Another change is that now both “squeue” and “scancel” have a “–me” switch, which is handy for listing or cancelling your own jobs.
The Login node 3 will be rebooted at 11:00 and the downtime will be just a few minutes.
File access will be unavailable during this event.
This maintenance is now starting as planned.
The maintenance has now started. One of the login nodes, login-3.fram.sigma2.no, is still up and available, so you can access your files on it. But you must log in directly to it with
ssh login-3.fram.sigma2.no or similar.
The operating system (OS) on Fram will be upgraded starting October 16. This is a major upgrade, and will take up to two weeks. During the upgrade, Fram will be unavailable.
After the upgrade, you will most likely have to recompile any software that you have compiled on Fram today. If possible, the login nodes will be made available a little before the rest, so you can start testing and recompiling software.

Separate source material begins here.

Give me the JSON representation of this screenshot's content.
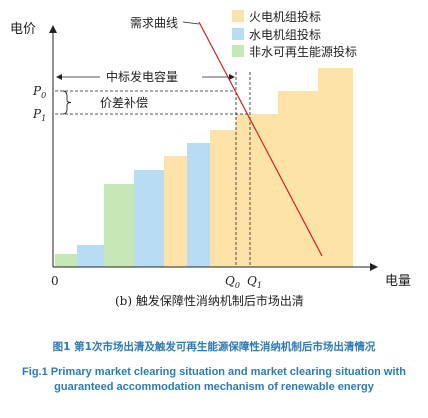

The main reason for the upgrade is that the current OS is very old, and soon will not receive any more security updates.
During the downtime, we will upgrade the OS on Fram to the latest version of Rocky. (Rocky is a RedHat clone, just like CentOS that Fram is running on today.) We will also upgrade the queue system (Slurm).
The software available via “module load” will be reinstalled. We will install the 2021b toolchain and newer (i.e., the four latest versions). This does mean that not all old versions of all software will be avaialable after the upgrade. If you use software older than this, it would be a good idea to start using newer versions now, if
possible. Please also note that there might be some software packages that will not be reinstalled by the time Fram goes into production. They will be handled as soon as possible.
Also note that the ssh keys on Fram login nodes will change. We will document the new key fingerprints when we open up after the upgrade.
When the upgrade is done, Fram will still run the same “flavour” of Linux (RedHat) as now, so you should be able to work mostly as you do today. But there will be commands and things that have changed or work differently, so you will probably have to do some changes.